By Courtney Schlisserman
March 2 (Bloomberg) -- Consumer spending rose in January for the first time in seven months as Americans took advantage of post-holiday discounts, a gain that’s unlikely to last because of the surge in joblessness.
The 0.6 percent increase was larger than anticipated and followed a 1 percent decrease in December, the Commerce Department said today in Washington.
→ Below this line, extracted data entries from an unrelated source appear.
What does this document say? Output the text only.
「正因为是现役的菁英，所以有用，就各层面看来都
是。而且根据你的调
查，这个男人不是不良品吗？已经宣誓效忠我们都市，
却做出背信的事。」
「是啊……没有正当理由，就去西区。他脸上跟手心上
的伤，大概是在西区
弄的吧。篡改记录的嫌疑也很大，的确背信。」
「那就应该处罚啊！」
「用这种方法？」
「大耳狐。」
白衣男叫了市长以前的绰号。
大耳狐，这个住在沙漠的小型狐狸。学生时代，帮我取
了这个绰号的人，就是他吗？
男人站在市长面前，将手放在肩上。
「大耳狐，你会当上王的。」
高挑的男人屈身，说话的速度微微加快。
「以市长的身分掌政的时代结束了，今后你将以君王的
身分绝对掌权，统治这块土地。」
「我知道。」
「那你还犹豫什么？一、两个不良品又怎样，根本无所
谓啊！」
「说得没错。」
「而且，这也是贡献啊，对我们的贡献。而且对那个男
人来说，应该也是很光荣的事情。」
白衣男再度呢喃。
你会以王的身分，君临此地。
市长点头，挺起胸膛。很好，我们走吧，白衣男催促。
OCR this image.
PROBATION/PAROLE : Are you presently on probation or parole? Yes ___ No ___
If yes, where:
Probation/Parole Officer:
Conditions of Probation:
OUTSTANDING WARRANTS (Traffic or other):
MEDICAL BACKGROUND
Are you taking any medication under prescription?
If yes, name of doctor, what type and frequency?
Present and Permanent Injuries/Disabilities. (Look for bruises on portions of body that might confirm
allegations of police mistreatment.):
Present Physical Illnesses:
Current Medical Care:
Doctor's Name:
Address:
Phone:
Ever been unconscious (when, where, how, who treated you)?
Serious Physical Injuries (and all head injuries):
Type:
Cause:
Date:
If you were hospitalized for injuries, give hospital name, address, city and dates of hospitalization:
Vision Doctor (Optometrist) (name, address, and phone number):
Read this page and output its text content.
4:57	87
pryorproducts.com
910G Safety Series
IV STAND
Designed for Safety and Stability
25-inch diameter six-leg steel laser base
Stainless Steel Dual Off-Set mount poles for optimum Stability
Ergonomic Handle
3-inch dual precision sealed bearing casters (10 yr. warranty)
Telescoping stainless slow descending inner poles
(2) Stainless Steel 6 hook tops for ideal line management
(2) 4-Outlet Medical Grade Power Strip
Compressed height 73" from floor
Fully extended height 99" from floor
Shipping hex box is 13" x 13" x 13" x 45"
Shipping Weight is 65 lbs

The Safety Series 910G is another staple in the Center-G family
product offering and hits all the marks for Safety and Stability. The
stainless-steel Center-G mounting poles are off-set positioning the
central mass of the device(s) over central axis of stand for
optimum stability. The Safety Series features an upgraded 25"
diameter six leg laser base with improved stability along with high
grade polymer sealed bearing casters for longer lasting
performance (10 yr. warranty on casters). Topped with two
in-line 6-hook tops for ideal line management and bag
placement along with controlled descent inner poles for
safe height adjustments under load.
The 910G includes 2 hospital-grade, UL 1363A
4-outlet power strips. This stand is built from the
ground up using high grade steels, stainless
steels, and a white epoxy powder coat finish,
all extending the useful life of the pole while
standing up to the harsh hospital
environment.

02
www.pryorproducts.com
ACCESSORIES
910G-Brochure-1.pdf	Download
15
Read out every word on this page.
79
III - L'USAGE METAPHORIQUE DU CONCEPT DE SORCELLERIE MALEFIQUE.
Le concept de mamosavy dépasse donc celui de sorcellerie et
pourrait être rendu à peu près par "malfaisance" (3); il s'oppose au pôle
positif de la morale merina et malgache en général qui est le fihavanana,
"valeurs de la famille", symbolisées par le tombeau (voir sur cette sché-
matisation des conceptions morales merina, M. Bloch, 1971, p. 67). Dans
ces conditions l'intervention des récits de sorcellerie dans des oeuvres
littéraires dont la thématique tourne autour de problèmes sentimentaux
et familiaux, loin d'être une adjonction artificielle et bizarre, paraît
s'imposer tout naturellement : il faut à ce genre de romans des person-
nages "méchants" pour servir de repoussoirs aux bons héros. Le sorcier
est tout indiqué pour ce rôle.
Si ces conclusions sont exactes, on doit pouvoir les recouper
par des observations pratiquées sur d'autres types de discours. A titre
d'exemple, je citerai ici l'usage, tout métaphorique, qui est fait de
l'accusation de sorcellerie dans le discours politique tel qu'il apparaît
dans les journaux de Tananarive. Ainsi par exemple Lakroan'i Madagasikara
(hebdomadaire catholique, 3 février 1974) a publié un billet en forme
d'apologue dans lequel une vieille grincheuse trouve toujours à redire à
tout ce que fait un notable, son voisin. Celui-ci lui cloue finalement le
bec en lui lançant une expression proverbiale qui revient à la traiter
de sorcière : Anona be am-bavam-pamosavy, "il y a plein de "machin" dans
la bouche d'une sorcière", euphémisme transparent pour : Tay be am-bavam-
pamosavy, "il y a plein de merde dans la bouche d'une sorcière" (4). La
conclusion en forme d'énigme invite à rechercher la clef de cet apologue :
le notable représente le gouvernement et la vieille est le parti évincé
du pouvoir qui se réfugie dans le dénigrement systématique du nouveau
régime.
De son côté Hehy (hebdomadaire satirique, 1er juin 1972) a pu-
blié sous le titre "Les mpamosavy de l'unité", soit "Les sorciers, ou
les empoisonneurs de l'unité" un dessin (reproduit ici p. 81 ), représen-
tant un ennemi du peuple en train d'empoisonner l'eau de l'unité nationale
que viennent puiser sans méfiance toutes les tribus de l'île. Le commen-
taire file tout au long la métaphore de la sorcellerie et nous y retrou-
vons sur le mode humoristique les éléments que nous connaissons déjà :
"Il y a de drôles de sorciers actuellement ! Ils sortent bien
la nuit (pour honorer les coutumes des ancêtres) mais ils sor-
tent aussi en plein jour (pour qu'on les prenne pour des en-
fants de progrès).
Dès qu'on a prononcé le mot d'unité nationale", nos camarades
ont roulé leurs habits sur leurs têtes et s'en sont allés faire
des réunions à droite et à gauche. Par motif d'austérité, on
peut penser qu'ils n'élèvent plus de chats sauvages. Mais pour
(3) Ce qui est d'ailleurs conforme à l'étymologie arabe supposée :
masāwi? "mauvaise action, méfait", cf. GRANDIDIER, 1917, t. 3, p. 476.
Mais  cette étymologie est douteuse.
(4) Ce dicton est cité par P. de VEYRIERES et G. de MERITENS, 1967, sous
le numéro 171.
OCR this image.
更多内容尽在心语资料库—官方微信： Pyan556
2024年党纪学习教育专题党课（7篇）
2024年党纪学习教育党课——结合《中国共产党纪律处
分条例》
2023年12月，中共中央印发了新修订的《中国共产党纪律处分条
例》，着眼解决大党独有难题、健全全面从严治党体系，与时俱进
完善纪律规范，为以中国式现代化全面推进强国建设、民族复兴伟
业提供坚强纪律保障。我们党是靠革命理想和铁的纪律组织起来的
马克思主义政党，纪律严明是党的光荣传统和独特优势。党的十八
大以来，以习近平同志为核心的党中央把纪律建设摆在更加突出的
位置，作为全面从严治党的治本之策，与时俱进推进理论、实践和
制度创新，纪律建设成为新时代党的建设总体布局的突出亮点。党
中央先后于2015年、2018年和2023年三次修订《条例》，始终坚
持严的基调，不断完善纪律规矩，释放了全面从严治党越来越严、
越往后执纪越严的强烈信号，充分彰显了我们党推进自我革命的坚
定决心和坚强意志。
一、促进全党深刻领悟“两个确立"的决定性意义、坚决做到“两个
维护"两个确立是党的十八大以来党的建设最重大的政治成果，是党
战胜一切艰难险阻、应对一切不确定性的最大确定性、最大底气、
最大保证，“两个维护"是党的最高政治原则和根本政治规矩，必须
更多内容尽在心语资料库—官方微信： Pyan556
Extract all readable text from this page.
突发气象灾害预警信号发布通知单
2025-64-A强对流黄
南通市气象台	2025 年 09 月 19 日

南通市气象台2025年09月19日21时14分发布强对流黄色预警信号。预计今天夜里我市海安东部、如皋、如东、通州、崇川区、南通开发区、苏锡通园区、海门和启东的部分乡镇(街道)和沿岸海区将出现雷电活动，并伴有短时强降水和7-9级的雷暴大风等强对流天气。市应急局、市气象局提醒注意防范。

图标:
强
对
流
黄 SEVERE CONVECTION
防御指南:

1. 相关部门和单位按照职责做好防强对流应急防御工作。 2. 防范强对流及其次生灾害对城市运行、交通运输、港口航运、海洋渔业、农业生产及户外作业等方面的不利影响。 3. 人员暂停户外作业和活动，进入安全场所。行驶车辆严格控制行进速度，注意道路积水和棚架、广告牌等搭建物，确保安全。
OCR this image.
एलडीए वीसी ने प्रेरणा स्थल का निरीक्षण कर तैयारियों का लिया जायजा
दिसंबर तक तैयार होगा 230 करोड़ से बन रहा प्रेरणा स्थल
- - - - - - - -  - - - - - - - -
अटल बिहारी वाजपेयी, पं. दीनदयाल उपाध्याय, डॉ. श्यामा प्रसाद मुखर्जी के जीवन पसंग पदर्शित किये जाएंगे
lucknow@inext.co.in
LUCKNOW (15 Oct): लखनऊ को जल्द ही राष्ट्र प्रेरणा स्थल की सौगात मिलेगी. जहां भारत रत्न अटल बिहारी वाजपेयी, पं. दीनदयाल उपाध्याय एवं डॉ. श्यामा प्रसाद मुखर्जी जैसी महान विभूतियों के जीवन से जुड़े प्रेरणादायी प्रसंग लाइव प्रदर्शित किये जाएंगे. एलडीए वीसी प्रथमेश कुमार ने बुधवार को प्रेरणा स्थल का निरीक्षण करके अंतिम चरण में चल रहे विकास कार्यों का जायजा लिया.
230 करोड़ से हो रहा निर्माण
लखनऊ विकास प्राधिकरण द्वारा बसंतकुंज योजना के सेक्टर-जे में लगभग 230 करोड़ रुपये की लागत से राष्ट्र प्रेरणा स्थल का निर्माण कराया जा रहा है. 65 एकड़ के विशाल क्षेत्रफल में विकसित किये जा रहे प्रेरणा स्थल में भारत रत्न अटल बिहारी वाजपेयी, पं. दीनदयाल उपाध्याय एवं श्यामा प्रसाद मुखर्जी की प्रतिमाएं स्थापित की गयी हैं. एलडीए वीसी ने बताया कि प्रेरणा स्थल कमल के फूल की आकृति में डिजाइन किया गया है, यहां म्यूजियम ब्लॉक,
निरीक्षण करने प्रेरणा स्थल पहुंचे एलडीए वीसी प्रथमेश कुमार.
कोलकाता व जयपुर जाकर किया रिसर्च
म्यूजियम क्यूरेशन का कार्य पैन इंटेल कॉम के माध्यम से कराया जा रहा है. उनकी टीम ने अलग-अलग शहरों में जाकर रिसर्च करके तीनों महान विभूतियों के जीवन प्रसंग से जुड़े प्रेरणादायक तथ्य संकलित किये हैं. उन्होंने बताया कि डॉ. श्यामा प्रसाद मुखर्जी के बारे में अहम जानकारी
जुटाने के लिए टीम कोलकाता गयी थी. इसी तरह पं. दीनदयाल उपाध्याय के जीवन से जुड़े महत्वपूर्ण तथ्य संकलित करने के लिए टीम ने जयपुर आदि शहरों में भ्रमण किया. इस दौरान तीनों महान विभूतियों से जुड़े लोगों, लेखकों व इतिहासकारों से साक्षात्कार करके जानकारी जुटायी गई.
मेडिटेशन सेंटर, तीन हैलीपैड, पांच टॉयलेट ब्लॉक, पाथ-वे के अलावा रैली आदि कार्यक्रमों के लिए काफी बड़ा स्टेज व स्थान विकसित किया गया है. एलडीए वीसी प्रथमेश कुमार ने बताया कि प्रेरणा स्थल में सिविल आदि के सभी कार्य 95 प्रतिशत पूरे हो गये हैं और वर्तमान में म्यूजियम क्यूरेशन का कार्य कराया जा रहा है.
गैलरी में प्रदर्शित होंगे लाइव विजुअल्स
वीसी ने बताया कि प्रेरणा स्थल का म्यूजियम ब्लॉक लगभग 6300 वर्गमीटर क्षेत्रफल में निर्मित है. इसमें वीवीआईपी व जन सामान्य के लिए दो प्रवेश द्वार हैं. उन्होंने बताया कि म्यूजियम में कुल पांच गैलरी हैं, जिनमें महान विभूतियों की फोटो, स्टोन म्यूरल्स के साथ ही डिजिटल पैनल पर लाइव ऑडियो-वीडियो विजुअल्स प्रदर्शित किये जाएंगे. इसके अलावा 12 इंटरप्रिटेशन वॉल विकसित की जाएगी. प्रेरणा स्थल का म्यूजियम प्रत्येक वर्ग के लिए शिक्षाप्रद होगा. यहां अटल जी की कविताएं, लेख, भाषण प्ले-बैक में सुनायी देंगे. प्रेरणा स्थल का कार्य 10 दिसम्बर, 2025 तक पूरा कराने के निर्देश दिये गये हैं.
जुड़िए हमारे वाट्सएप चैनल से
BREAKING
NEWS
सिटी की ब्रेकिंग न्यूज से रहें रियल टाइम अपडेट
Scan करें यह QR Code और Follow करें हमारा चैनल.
The report showed the Fed’s preferred measure of inflation dropped in January.
Retailers from J.Crew Group Inc. to Saks Inc. and Limited Brands Inc. have cut jobs in the past week, anticipating a further deterioration in spending and contributing to the deepest employment slump since the end of World War II. Stock-indexes reached the lowest levels in more than a decade as investors soured on the economy’s outlook.
“I don’t think we are at the point yet where we can reasonably expect to see consistent increases in income and spending,” said David Resler, chief economist at Nomura Securities International Inc. in New York.
The Standard & Poor’s Stock Index fell 2.3 percent to 717.89 at 10:21 a.m. in New York after touching a 13-year low. Benchmark 10-year Treasury yields dipped to 2.94 percent from 3.02 percent at last week’s close. The dollar advanced 0.5 percent to $1.2610 on a jump in demand for the U.S. currency as a haven.
Economists’ Forecasts
Economists had forecast a 0.4 percent increase in spending, according to the median of 62 estimates in a Bloomberg News survey. Projections ranged from a drop of 0.4 percent to a gain of 0.8 percent.
Another report showed manufacturing in the U.S. contracted in February at a slower pace than the month before as factories cut production to match collapsing sales. The Institute for Supply Management’s factory index rose to 35.8 last month from 35.6 in January. Readings less than 50 signal contraction.
Personal income climbed 0.4 percent, pushed up by pay increases to government employees and cost-of-living adjustments to federal transfer payments, today’s report showed. Salaries and wages fell 0.2 percent, a third consecutive decrease.
Disposable income, or the money left over after taxes, increased 1.5 percent after adjusting for inflation, the most since May.
President Barack Obama is trying to stem what may become the worst recession in seven decades with a stimulus plan that the administration estimates will create or save 3.5 million jobs and with mortgage initiatives.
The package includes tax cuts for most U.S. families and allocates billions of dollars toward cities to rebuild crumbling infrastructure while creating jobs. Last month he also introduced a plan to help as many as 9 million people restructure their mortgages to avoid foreclosure.
Inflation Measure
Commerce Department figures showed a price gauge tied to spending patterns increased 0.7 percent from January 2008, down from a 0.8 percent increase in the 12 months ended in December. The Fed’s preferred gauge of prices, which excludes food and fuel, advanced 1.6 percent from a year earlier, the smallest gain since December 2003.
Adjusted for inflation, spending increased 0.4 percent. Price-adjusted purchases of durable goods, such as autos, furniture, and other long-lasting items, rose 0.2 percent. Purchases of non-durable goods climbed 0.7 percent, and spending on services, which account for almost 60 percent of all outlays, rose 0.3 percent.
J.C. Penney Co., the third-largest U.S. department-store chain, on Feb. 20 forecast its first quarterly loss in almost five years. The company said it’s cutting inventory and halving the number of new stores it will open this year to contend with lower spending on clothing, jewelry, linens and rugs. Sales dropped 9.9 percent in the three months ended Jan. 31.
Spending Patterns
“The customer’s very tentative,” Chief Executive Officer Myron Ullman said on a conference call. “They’re buying what they need and they’re being very smart about how they spend their money.”
The savings rate climbed to 5 percent, the highest level in almost 14 years. A positive rate indicates consumers are earning more than they are spending.
Federal Reserve Chairman Ben S. Bernanke last week said the U.S. economy is in a “severe” contraction and warned the recession may last into 2010 unless policy makers can stabilize the financial system.
The economy contracted at a 6.2 percent annual rate in the fourth quarter, the weakest reading since 1982, the Commerce Department said on Feb. 27. Consumer spending fell at a 4.3 percent pace, the most in almost three decades.
Economists at Morgan Stanley in New York last week projected the economy would shrink at a 5.9 percent pace in the first three months of the year. That would make the six months through March the worst two quarters since 1957-1958.